BRUSSELS — The United States will help the European Union secure an additional 15 billion cubic meters of liquefied natural gas by year’s end, President Biden and the European Commission president, Ursula von der Leyen, announced in Brussels on Friday, an important step in the bloc’s race to wean itself off Russian fuel imports.
The European Union is heavily reliant on energy imports from Russia, including oil, gas, liquefied gas and coal, and that dependence has become a growing problem as the bloc seeks to punish President Vladimir V. Putin of Russia for his monthlong invasion of Ukraine.
The United States would like the European Union to impose an oil and gas embargo on Russia, but the prospect has been dismissed by several E.U. leaders, who see it as a financially disastrous step that would hurt Europe more than Russia.

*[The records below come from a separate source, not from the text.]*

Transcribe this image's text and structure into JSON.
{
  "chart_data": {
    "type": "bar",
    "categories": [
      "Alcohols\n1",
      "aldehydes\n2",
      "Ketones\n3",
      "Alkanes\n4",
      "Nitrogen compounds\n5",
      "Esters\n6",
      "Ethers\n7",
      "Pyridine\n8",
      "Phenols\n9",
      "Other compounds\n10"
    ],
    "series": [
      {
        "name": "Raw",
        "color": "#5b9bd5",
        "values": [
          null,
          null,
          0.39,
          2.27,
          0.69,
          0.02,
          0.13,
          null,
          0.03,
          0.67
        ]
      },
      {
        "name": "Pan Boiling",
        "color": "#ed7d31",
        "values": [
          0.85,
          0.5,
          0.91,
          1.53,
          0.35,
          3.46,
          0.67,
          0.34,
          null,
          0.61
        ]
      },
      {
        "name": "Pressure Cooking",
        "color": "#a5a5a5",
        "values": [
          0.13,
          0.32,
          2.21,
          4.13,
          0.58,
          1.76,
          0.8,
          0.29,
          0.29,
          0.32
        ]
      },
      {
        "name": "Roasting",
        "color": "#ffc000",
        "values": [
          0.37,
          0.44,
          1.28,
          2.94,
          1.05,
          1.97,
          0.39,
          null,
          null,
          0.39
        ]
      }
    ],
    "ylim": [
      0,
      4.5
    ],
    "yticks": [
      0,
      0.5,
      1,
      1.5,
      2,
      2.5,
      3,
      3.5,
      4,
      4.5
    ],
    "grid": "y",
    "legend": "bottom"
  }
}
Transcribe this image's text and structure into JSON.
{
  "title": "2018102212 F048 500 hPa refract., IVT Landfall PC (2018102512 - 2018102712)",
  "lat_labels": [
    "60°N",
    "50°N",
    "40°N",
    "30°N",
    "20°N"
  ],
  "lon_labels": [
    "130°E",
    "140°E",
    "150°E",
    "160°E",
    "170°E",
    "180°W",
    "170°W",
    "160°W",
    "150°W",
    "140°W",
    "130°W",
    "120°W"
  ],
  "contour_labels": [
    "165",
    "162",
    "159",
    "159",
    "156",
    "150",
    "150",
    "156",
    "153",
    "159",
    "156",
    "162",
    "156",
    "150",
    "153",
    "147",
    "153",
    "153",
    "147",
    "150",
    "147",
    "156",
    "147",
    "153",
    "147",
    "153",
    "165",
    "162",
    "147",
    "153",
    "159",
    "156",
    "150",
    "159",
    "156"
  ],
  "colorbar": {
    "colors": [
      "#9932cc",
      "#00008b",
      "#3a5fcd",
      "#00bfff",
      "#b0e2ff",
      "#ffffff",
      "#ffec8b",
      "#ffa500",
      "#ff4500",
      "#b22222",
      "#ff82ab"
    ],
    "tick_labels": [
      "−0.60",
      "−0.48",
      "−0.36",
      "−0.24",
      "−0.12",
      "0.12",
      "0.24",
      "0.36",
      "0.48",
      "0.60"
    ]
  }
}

And although the statements mark a significant moment, highlighting the United States’ willingness to use its global influence to secure fuel for Europe in a bid to further isolate Mr. Putin, the task will not be simple. The production of liquefied natural gas is limited and spoken for, and the pledge for additional fuel for Europe will have to be filled in increments from various sources. The European Union now imports the fuel from the United States as well as Russia, Nigeria, Algeria and Qatar.
A further escalation of the war, or a shocking move by Russia, such as the use of chemical, biological or nuclear weapons, could leave the E.U. with little choice but to impose sanctions on Russian energy sales, a development that it is far from prepared for right now.
While the United States has been able to ban Russian energy imports as part of a broader set of sanctions against Mr. Putin — doing so from a position of strength, because it is a net exporter of energy — the European Union has not been able to follow. Instead, it has effectively continued to finance Mr. Putin just as it levels other significant sanctions against Russia.
“We want as Europeans to diversify away from Russia, towards suppliers that we trust that are friends and that are reliable,” Ms. von der Leyen said at a joint news briefing with Mr. Biden. “Therefore the U.S. commitment to provide the European Union with an additional at least 15 billion cubic meters of L.N.G. this year is a big step in this direction, because this will replace the L.N.G. supply we currently receive from Russia.”
The announcement came after Mr. Biden attended three major summits in Brussels on Thursday, with NATO, with the Group of 7 industrialized nations and as a guest at the European Union leaders’ summit, in a spree of top-level contacts to rally allies against Russia and keep up momentum.
Mr. Biden said that the United States and the European Union would set up a task force to plan how to entirely cut Europe’s dependency on Russian oil and gas, and to do so in a way that is aligned with their climate policies.
“We’re going to have to make sure that families in Europe can get through this winter and the next while we’re building an infrastructure for a diversified resilient and clean energy future,” Mr. Biden said.
Germany released a report on Friday that said the country would cut its dependency on Russian energy sooner than many had anticipated. Robert Habeck, the vice chancellor and economic minister, said the country expected to cut its imports of Russian oil in half by midsummer, and nearly end the imports by the end of the year. He estimated Germany could be free of Russian gas by the middle of 2024.